Page MenuHomePhabricator

New Service Request Toolhub
Closed, ResolvedPublic

Description

Description: https://meta.wikimedia.org/wiki/Toolhub
Timeline: 2021-08-12 or before (depends on completion of T273020: Security Readiness Review For Toolhub)
Diagram: <Link to an architectural diagram>
Technologies:

  • Python >=3.7
  • Numerous 3rd party Python libraries (Django, etc)
  • Numerous 3rd party JavaScript libraries (vue.js, etc)
  • Task runner (Celery or similar)

WMF services this new service talks to:

Which services will connect to this service and how:

  • Direct usage by end-users on the internet (https)

Will this service use our event platform? No
Does this service talk to an external service? Yes. Part of the application is an HTTP(S) web crawler which will need to periodically fetch URLs registered by end users to populate/update information in the MySQL database.
Point person: @bd808

See also:

Checklist

Event Timeline

Restricted Application added a subscriber: Aklapper. ยท View Herald TranscriptApr 21 2021, 10:31 PM
akosiaris triaged this task as Medium priority.Apr 23 2021, 12:19 PM
akosiaris moved this task from Inbox to Externally blocked on the Service-deployment-requests board.
Legoktm updated the task description. (Show Details)

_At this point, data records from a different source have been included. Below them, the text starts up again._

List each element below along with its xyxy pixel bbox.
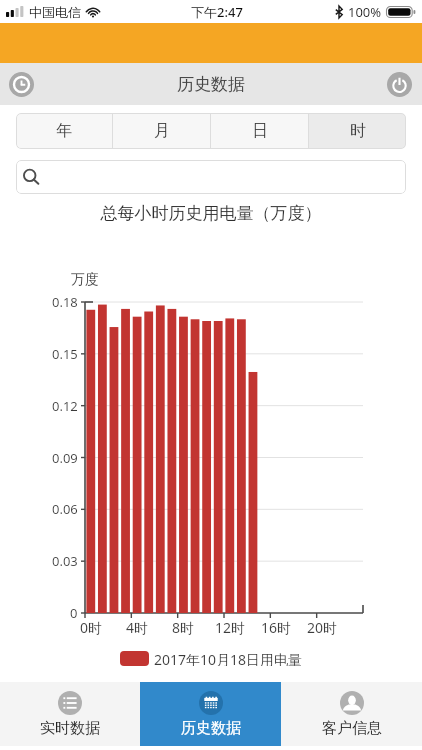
button[interactable]: Power	[384, 69, 414, 99]
staticText: 0	[70, 604, 78, 622]
staticText: 0.15	[52, 345, 78, 363]
button[interactable]: 客户信息	[281, 682, 422, 746]
button[interactable]: History	[6, 69, 36, 99]
button[interactable]: 年	[16, 113, 112, 149]
staticText: 8时	[172, 618, 195, 636]
staticText: 4时	[126, 618, 149, 636]
button[interactable]: 月	[113, 113, 210, 149]
staticText: 0.03	[52, 552, 78, 570]
staticText: 0.12	[52, 397, 78, 415]
staticText: 100%	[348, 3, 382, 21]
staticText: 日	[252, 121, 268, 141]
staticText: 历史数据	[177, 74, 245, 95]
staticText: 0.06	[52, 500, 78, 518]
staticText: 0.09	[52, 449, 78, 467]
staticText: 月	[154, 121, 170, 141]
button[interactable]	[16, 160, 406, 194]
staticText: 16时	[261, 618, 292, 636]
staticText: 20时	[307, 618, 338, 636]
staticText: 历史数据	[181, 719, 241, 738]
staticText: 年	[56, 121, 72, 141]
staticText: 12时	[215, 618, 246, 636]
staticText: 万度	[71, 271, 99, 289]
staticText: 中国电信	[29, 4, 81, 20]
button[interactable]: 历史数据	[140, 682, 281, 746]
staticText: 0.18	[52, 293, 78, 311]
button[interactable]: 时	[309, 113, 406, 149]
button[interactable]: 日	[211, 113, 308, 149]
staticText: 2017年10月18日用电量	[154, 650, 303, 666]
button[interactable]: 实时数据	[0, 682, 140, 746]
staticText: 实时数据	[40, 719, 100, 738]
staticText: 客户信息	[322, 719, 382, 738]
staticText: 0时	[80, 618, 103, 636]
staticText: 总每小时历史用电量（万度）	[0, 203, 422, 224]
staticText: 下午2:47	[191, 3, 243, 21]
staticText: 时	[350, 121, 366, 141]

I added a checklist, assuming that containers already exist for everything, I think the next step would be to start creating a helm chart and test it locally with minikube. I don't think we yet have a scaffold for Python but maybe you can copy linkrecommendation's chart, which I believe is the only other Python k8s service.

Other questions:

  • What metrics will be exposed by Toolhub? Will it need additional prometheus exporters as sidecars? And do we already have images for all of those?
  • What format are logs in?
  • Connecting to MariaDB/elasticsearch should be fine, it just needs to be set in the egress.
  • For memcached and redis, do those need to use the shared cluster? Could they instead use containers in the pod? I'm not actually sure what we as serviceops prefer, T277711 is where we're at for MW. It's something I can bring up in next week's team meeting.
  • The HTTP crawler sounds like it might need to use the webproxy.
  • Will this work active/active? or active/passive?
  • What metrics will be exposed by Toolhub? Will it need additional prometheus exporters as sidecars? And do we already have images for all of those?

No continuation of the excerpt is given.